While these numbers present a large range, this range is not characterized by aptitude or ability. The truth of the matter is, even though many minority students present a great aptitude for Math and Science, much fewerof them will even register for an Advanced Placement course or take the exam even if the options are available. Despite the near $100 price tag per exam, there has been a drastic increase among low income students taking AP exams, rising from 11% to 27% since 2002 due to the numerous subsidies presented to help offset the cost.
Many experts therefore suggest that the problem is much deeper than availability, but rather a problem that arises early in the education system. Mary Walker, a professor of education at the University of Texas at Austin, stresses the importance of developing an interest in education early on in order to allow students to grow in their aptitude most effectively. Walker says that minority students are “often not recognized as the smart kids in class.” She believes that if aptitudes are not cultivated as early as middle school then it makes little to no difference if the exams are made more available or not since students will not have the background to take them.

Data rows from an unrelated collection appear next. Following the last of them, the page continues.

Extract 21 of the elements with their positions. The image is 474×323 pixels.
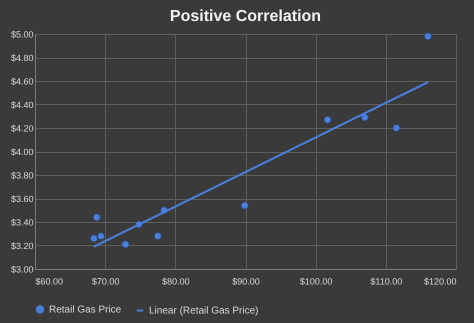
x-tick-label: $90.00 [232, 276, 260, 286]
y-tick-label: $4.80 [10, 53, 34, 63]
y-tick-label: $4.40 [10, 100, 34, 110]
x-tick-label: $70.00 [92, 276, 120, 286]
x-tick-label: $110.00 [370, 276, 402, 286]
x-tick-label: $100.00 [300, 276, 332, 286]
y-tick-label: $3.80 [10, 170, 34, 180]
chart-title: Positive Correlation [170, 8, 322, 25]
y-tick-label: $3.60 [10, 194, 34, 204]
y-tick-label: $3.40 [10, 218, 34, 228]
y-tick-label: $4.00 [10, 147, 34, 157]
x-tick-label: $80.00 [162, 276, 190, 286]
y-tick-label: $3.00 [10, 264, 34, 274]
y-tick-label: $5.00 [10, 30, 34, 40]
y-tick-label: $4.60 [10, 76, 34, 86]
y-tick-label: $4.20 [10, 124, 34, 134]
x-tick-label: $120.00 [424, 276, 456, 286]
legend-label: Linear (Retail Gas Price) [149, 306, 258, 316]
x-tick-label: $60.00 [36, 276, 64, 286]
legend-label: Retail Gas Price [49, 304, 122, 316]
y-tick-label: $3.20 [10, 241, 34, 251]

Overall, the opportunity to take AP classes and the exams that go along with them can be incredibly beneficial to many high school students nationwide. The passing of these exams can earn prospective college students transferable college credit at most universities. These credits can be beneficial in many ways. They can provide students with prerequisites for higher level classes, allowing students to begin their college career ahead of most of their classmates. They can also decrease the number of general education requirements that students have to meet at their college or university by allowing them to earn those credits while in high school. Additionally, if students earn enough credits, they could be able to register before many other classmates due to having the credits corresponding to a higher class ranking. Ultimately, with the right combination of these factors, students could save thousands of dollars by graduating a semester or, in some cases, even a year early.
The Advanced Placement curriculum has grown due to its proven importance in the college preparatory curriculum. Students who earn credit through this system are generally very happy with the outcome. That being said, the increase in enrollment by students in the United States suggests a positive future for America. However, an increase in minority student involvement in this program would greatly improve the overall status of education in America.